WASHINGTON - NASA has delayed the launch of its Lunar Reconnaissance Orbiter (LRO) aboard a United Launch Alliance Atlas 5 rocket from late this year until the end of February at the earliest to make way for a military payload slated to fly atop a similar vehicle.

"Because of high demand for Atlas 5 launches for the next 12 months, NASA has agreed to a request to exchange launch dates with another mission, allowing that mission to launch earlier," NASA spokeswoman Nancy Jones told Space News. "The new LRO launch window now opens on the 27th of February 2009, and continues through the end of March."

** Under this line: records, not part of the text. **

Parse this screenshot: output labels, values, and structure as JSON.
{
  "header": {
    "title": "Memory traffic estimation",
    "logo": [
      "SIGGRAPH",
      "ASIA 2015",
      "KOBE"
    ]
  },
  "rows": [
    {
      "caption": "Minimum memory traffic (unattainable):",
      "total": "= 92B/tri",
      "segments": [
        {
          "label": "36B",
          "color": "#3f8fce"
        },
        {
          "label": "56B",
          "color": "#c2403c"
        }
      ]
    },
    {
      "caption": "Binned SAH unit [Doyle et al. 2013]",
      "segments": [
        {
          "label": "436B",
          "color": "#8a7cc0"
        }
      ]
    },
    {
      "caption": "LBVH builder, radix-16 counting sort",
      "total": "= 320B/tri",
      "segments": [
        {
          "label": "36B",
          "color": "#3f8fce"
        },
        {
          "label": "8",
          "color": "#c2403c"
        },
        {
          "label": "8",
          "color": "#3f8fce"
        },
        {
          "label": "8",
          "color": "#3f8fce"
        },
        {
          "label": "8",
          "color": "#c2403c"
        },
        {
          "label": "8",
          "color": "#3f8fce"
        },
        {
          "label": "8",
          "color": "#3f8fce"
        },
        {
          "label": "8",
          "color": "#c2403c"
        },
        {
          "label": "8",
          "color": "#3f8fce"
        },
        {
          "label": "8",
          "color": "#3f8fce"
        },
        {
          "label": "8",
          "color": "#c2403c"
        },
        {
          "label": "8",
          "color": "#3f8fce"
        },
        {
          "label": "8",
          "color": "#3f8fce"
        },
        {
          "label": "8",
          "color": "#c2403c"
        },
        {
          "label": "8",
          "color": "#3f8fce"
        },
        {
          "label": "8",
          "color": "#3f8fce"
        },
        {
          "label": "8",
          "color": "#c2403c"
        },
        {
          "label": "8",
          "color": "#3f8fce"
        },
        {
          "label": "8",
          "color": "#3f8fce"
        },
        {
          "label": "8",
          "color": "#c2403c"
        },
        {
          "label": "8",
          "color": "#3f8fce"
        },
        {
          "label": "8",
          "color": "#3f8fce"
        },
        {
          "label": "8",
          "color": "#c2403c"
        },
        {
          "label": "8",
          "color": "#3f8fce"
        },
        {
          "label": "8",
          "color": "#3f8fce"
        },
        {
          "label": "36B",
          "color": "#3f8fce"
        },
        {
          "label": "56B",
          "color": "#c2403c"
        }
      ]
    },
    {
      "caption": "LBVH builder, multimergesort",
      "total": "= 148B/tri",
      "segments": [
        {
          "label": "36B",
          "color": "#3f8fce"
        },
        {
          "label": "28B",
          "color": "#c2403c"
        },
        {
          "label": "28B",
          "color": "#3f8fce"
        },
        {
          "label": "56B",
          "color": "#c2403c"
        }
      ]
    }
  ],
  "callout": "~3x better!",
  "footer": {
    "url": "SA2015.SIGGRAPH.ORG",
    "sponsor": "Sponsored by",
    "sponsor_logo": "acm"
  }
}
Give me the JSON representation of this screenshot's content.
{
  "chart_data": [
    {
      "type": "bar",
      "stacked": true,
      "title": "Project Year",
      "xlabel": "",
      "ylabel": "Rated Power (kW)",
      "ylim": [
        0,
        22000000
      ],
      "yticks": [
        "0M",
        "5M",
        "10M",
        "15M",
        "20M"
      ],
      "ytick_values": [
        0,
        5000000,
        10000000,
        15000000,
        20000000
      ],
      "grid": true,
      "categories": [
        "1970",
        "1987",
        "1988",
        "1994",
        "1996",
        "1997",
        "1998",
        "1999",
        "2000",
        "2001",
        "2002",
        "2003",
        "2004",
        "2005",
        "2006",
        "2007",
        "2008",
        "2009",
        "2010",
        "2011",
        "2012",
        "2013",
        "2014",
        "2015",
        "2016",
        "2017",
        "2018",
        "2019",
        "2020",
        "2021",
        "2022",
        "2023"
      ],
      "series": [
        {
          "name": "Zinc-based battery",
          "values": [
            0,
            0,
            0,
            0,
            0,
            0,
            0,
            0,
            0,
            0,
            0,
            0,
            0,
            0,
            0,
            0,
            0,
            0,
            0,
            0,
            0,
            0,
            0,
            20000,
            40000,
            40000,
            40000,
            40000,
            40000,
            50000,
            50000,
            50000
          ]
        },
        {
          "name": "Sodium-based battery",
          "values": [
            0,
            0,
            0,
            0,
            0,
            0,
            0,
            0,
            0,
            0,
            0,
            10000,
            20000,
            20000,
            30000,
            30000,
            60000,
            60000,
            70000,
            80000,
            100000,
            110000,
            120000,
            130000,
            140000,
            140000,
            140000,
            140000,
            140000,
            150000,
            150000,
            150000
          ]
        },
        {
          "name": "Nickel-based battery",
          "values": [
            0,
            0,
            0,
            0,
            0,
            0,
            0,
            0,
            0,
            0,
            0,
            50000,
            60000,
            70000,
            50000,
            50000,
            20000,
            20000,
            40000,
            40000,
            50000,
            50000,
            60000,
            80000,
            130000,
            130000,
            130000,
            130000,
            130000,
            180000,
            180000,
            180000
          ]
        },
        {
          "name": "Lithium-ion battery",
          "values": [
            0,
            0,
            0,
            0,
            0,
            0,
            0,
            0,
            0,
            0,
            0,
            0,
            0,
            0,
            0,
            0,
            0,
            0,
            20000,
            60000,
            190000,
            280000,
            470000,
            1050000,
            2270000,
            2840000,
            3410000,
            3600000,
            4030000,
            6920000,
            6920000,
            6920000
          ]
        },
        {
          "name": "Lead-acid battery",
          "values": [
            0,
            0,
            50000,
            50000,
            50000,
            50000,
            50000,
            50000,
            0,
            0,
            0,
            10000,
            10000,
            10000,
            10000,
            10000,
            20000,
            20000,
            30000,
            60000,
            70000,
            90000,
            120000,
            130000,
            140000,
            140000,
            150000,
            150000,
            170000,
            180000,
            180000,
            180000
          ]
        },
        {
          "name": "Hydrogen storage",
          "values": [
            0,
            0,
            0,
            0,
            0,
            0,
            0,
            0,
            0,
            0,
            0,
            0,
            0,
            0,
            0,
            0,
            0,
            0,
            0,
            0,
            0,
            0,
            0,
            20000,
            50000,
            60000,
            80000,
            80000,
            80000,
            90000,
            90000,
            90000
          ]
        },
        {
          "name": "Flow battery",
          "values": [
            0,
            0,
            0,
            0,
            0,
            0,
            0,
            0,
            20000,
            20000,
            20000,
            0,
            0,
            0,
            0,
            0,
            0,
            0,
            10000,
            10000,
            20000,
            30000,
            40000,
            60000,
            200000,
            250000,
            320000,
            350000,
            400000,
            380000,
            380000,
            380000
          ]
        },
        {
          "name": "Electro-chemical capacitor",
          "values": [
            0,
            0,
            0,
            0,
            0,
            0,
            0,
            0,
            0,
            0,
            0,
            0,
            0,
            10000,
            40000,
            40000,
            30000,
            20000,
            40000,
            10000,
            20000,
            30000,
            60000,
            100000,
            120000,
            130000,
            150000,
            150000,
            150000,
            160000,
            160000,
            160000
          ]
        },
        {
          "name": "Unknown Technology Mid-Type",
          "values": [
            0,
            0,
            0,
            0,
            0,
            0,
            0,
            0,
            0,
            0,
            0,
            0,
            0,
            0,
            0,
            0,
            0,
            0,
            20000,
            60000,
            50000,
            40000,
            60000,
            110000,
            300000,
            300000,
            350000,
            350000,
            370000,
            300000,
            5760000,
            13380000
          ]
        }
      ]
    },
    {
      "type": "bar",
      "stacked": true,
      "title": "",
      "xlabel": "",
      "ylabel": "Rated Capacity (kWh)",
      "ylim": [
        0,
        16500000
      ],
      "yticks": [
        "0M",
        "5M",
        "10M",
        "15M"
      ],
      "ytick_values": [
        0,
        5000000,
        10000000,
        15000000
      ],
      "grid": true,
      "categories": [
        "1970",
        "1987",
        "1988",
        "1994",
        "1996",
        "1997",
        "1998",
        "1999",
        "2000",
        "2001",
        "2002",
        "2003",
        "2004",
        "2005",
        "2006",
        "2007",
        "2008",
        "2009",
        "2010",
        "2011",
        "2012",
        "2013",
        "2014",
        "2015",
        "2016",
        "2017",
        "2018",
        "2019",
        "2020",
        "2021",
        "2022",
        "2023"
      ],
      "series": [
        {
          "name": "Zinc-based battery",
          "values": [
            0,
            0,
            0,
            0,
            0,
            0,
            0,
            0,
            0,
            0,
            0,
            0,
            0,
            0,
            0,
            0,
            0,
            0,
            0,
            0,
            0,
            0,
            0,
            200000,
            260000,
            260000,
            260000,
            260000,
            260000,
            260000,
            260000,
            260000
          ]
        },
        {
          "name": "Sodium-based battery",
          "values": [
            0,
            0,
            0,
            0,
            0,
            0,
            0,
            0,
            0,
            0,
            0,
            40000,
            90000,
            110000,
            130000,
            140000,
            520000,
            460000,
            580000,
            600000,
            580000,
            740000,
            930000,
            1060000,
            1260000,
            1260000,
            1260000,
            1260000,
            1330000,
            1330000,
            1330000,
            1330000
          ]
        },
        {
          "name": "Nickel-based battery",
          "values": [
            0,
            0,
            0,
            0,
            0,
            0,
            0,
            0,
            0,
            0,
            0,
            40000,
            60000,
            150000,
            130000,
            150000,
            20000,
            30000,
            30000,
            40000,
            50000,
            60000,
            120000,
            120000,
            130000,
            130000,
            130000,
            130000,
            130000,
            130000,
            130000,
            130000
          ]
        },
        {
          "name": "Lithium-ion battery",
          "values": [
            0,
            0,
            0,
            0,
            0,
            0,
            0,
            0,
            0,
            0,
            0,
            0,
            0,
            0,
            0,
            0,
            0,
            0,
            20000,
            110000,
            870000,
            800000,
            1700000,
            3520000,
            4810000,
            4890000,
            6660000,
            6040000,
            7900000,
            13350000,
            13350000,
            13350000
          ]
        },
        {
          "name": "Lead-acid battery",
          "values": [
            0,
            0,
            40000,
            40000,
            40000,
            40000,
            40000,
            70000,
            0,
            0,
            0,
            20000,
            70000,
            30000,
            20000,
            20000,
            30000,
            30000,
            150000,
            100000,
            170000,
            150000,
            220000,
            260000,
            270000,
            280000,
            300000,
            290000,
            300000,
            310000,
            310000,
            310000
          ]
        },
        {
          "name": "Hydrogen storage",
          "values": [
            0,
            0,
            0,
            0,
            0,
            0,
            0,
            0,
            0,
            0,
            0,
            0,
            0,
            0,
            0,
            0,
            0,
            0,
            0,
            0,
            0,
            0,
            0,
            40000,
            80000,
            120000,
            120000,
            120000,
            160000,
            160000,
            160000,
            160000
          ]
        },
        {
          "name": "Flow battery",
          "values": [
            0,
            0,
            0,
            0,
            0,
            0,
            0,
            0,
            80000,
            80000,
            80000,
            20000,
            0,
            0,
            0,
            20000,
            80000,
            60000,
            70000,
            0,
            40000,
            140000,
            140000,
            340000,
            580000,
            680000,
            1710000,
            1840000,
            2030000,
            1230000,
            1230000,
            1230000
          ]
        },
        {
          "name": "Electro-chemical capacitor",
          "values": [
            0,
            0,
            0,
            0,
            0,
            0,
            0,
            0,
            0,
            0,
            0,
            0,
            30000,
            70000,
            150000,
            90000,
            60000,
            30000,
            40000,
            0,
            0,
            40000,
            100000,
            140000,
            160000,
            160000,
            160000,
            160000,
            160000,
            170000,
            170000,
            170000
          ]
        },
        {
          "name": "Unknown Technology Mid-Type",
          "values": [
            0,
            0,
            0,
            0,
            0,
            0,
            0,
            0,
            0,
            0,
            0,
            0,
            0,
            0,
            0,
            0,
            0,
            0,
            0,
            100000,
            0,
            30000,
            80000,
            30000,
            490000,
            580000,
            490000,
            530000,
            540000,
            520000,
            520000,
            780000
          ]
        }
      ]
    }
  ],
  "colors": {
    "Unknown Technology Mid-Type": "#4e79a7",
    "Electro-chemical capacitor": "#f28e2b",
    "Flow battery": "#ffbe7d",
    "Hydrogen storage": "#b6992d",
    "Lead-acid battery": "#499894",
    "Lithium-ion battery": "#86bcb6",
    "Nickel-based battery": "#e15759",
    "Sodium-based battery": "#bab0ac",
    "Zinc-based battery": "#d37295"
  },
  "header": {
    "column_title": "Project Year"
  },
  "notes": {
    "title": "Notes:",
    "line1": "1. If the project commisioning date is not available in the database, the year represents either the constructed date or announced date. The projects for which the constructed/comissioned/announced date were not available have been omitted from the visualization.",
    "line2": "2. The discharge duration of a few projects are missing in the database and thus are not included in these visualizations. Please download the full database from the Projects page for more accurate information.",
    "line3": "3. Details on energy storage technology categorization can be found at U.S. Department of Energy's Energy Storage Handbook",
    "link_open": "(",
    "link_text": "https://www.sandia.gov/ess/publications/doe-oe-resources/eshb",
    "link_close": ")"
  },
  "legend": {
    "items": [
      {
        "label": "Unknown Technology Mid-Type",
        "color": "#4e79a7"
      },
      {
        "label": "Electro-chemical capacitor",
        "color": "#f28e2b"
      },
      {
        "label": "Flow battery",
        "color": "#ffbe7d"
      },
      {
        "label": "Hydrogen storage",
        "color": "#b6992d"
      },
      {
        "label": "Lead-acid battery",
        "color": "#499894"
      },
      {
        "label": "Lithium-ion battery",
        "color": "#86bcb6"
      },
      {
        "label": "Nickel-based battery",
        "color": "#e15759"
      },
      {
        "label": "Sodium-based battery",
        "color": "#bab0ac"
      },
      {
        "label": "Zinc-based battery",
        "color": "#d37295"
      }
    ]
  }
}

Jones did not say who had asked to swap launch dates with LRO. Another NASA official said the request was made by the U.S. Defense Department, which wants to have its payload on orbit before the end of this year.

The Florida newspaper Florida Today reported that the military payload would be a space plane prototype built for the Pentagon.  

The LRO had been on schedule for a late 2008 liftoff from Cape Canaveral, Fla. The mission development team at NASA's Goddard Spaceflight Center in Greenbelt, Md., will use the additional time for more risk-reduction testing and to address any problems the spacecraft might encounter during environmental testing currently under way, Jones said.

NASA officials have been warning for months that a combination of zero schedule slack and a busy end of the year at Cape Canaveral could push the LRO's launch into 2009.

Florida Today contributed to this report.